How can PubCompare.ai help with optimizing the use of chromic oxide?

PubCompare.ai is an invaluable tool for researchers working with chromic oxide. The platform allows you to efficently screen protocol liteature and leverage AI to pinpoint critical insights. This helps researchers identify the most effective protocols related to chromic oxide for their specific research goals. The platform's AI-driven analysis can highlight key differences in protocol effectiveness, enabling you to choose the best option for reproducibility and accuarcy. By streamlining your research process and enhancing reproducibility, PubCompare.ai can greatly improve your work with chromic oxide.

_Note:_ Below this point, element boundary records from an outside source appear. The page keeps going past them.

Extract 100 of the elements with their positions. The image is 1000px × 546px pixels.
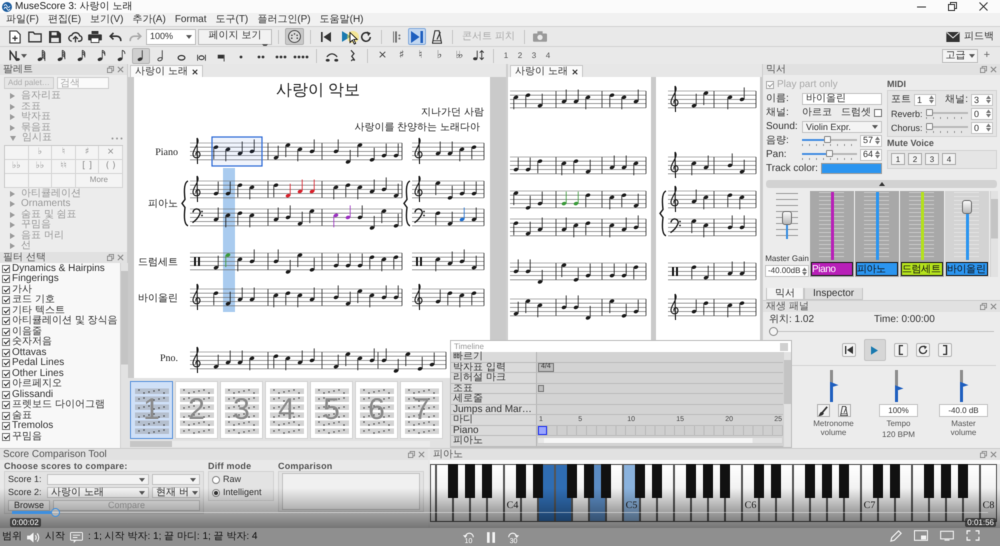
undock-icon[interactable]	[107, 254, 114, 260]
selection-box[interactable]	[211, 136, 263, 167]
triple-dot-icon[interactable]	[275, 52, 287, 58]
timeline-row-label[interactable]: 마디	[451, 415, 537, 424]
checkbox[interactable]	[2, 317, 10, 326]
play-button[interactable]	[864, 339, 886, 361]
double-sharp-button[interactable]: ×	[374, 48, 391, 64]
note-input-icon[interactable]	[9, 50, 20, 61]
sharp-button[interactable]: ♯	[393, 48, 410, 64]
checkbox[interactable]	[2, 348, 10, 357]
channel-label[interactable]: 드럼세트	[901, 262, 943, 276]
checkbox[interactable]	[2, 328, 10, 336]
pen-icon[interactable]	[890, 530, 902, 542]
tempo-field[interactable]: 100%	[879, 404, 918, 417]
palette-cell[interactable]	[5, 146, 29, 160]
checkbox[interactable]	[2, 412, 10, 420]
chorus-slider[interactable]	[926, 122, 968, 133]
radio-button[interactable]	[212, 488, 220, 496]
picture-in-picture-icon[interactable]	[914, 530, 928, 541]
voice-button[interactable]: 2	[514, 48, 526, 64]
slider-handle[interactable]	[824, 136, 831, 142]
checkbox[interactable]	[2, 306, 10, 315]
save-icon[interactable]	[49, 30, 61, 42]
flip-direction-icon[interactable]	[472, 49, 484, 62]
mute-voice-button[interactable]: 2	[908, 153, 922, 166]
fader-handle[interactable]	[782, 210, 792, 225]
mute-voice-button[interactable]: 1	[891, 153, 905, 166]
fullscreen-icon[interactable]	[966, 530, 980, 541]
checkbox[interactable]	[874, 108, 882, 116]
view-mode-dropdown[interactable]: 페이지 보기	[198, 28, 272, 44]
menu-item[interactable]: 도움말(H)	[320, 14, 364, 26]
palette-cell[interactable]	[5, 174, 29, 188]
channel-label[interactable]: 피아노	[856, 262, 898, 276]
loop-button[interactable]	[916, 343, 930, 357]
double-dot-icon[interactable]	[257, 52, 265, 58]
metronome-button[interactable]	[838, 404, 850, 417]
speaker-icon[interactable]	[27, 532, 40, 542]
master-gain-spin-box[interactable]: -40.00dB	[765, 265, 809, 277]
video-progress-bar[interactable]	[12, 508, 988, 517]
voice-button[interactable]: 4	[542, 48, 554, 64]
add-workspace-button[interactable]: +	[980, 48, 994, 64]
channel-strip[interactable]: 드럼세트	[900, 191, 944, 277]
checkbox[interactable]	[2, 380, 10, 388]
checkbox[interactable]	[2, 275, 10, 284]
timeline-row-label[interactable]: 세로줄	[451, 394, 537, 404]
workspace-dropdown[interactable]: 고급	[942, 48, 978, 62]
channel-label[interactable]: Piano	[811, 262, 853, 276]
palette-cell[interactable]	[52, 174, 76, 188]
mute-voice-button[interactable]: 4	[942, 153, 956, 166]
timeline-row-label[interactable]: 피아노	[451, 436, 537, 446]
new-file-icon[interactable]	[9, 30, 21, 44]
scrollbar[interactable]	[130, 441, 430, 447]
pan-score-button[interactable]	[408, 28, 426, 45]
checkbox[interactable]	[2, 422, 10, 430]
slider-handle[interactable]	[926, 122, 933, 130]
pause-icon[interactable]	[487, 532, 495, 542]
search-field[interactable]: 검색	[56, 77, 109, 89]
menu-item[interactable]: 편집(E)	[48, 14, 82, 26]
chorus-spin-box[interactable]: 0	[971, 122, 993, 134]
pan-spin-box[interactable]: 64	[860, 148, 882, 160]
panel-tab[interactable]: 믹서	[766, 288, 804, 300]
progress-handle[interactable]	[50, 508, 60, 517]
score-tab[interactable]: 사랑이 노래	[510, 65, 583, 77]
checkbox[interactable]	[2, 401, 10, 410]
mute-voice-button[interactable]: 3	[925, 153, 939, 166]
name-field[interactable]: 바이올린	[802, 92, 882, 104]
undo-icon[interactable]	[108, 32, 122, 42]
menu-item[interactable]: 보기(V)	[90, 14, 124, 26]
skip-to-start-icon[interactable]	[321, 32, 331, 42]
loop-out-button[interactable]	[938, 343, 952, 357]
slider-handle[interactable]	[769, 327, 778, 336]
scrollbar[interactable]	[990, 191, 998, 277]
screen-icon[interactable]	[940, 530, 954, 541]
color-swatch[interactable]	[820, 163, 882, 174]
score-dropdown[interactable]: 사랑이 노래	[47, 487, 149, 498]
comparison-output-field[interactable]	[282, 473, 420, 510]
slider-handle[interactable]	[826, 150, 833, 156]
metronome-sound-button[interactable]	[816, 404, 830, 417]
dot-icon[interactable]	[239, 52, 243, 58]
reverb-spin-box[interactable]: 0	[971, 108, 993, 120]
key-signature-marker[interactable]	[538, 384, 544, 392]
sound-dropdown[interactable]: Violin Expr.	[802, 120, 882, 132]
menu-item[interactable]: 추가(A)	[132, 14, 166, 26]
zoom-combo-box[interactable]: 100%	[146, 28, 196, 44]
quadruple-dot-icon[interactable]	[293, 52, 309, 58]
master-field[interactable]: -40.0 dB	[939, 404, 988, 417]
rewind-button[interactable]	[842, 343, 856, 357]
checkbox[interactable]	[2, 296, 10, 304]
voice-button[interactable]: 3	[528, 48, 540, 64]
double-flat-button[interactable]: ♭♭	[450, 48, 467, 64]
close-icon[interactable]	[979, 2, 988, 11]
timeline-row-label[interactable]: Jumps and Mar…	[451, 404, 537, 414]
cloud-upload-icon[interactable]	[68, 30, 82, 42]
checkbox[interactable]	[2, 390, 10, 399]
channel-label[interactable]: 바이올린	[946, 262, 988, 276]
undock-icon[interactable]	[107, 66, 114, 73]
volume-spin-box[interactable]: 57	[860, 134, 882, 146]
slider-handle[interactable]	[926, 108, 933, 116]
checkbox[interactable]	[2, 338, 10, 346]
channel-strip[interactable]: Piano	[810, 191, 854, 277]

More about "Chromic oxide"

Chromic oxide, also known as chromium(III) oxide or Cr2O3, is a versatile inorganic compound with a wide range of industrial and research applications.
This green crystalline solid is an important compound in the field of chromium chemistry, offering unique physical and chemical properties that have been extensively studied.
One of the key applications of chromic oxide is as a pigment, where it is used to add a vibrant green color to various products, from paints and coatings to ceramics and glass.
Its refractory properties also make it a valuable material in the production of high-temperature-resistant items, such as refractory bricks and linings.
In the realm of catalysis, chromic oxide plays a crucial role, serving as a catalyst in numerous chemical processes.
Researchers often utilize chromic oxide in their investigations, leveraging its capabilities in areas like materials science, environmental chemistry, and beyond.
To optimize your chromic oxide research, consider utilizing tools like PubCompare.ai, which can help you locate the best protocols from literature, preprints, and patents.
This AI-driven platform also enables you to identify the most effective methods and products, streamlining your research process and enhancing reproducibility.
When working with chromic oxide, it's important to be mindful of safety considerations.
Proper handling and storage procedures, as well as the use of personal protective equipment (PPE), are essential.
Researchers may also need to consider the potential environmental impact of chromic oxide and take appropriate measures to mitigate any concerns.
Overall, chromic oxide is a versatile and widely studied compound that plays a vital role in a variety of industries and research fields.
By understanding its properties, applications, and best practices for research, you can unlock the full potential of this fascinating material.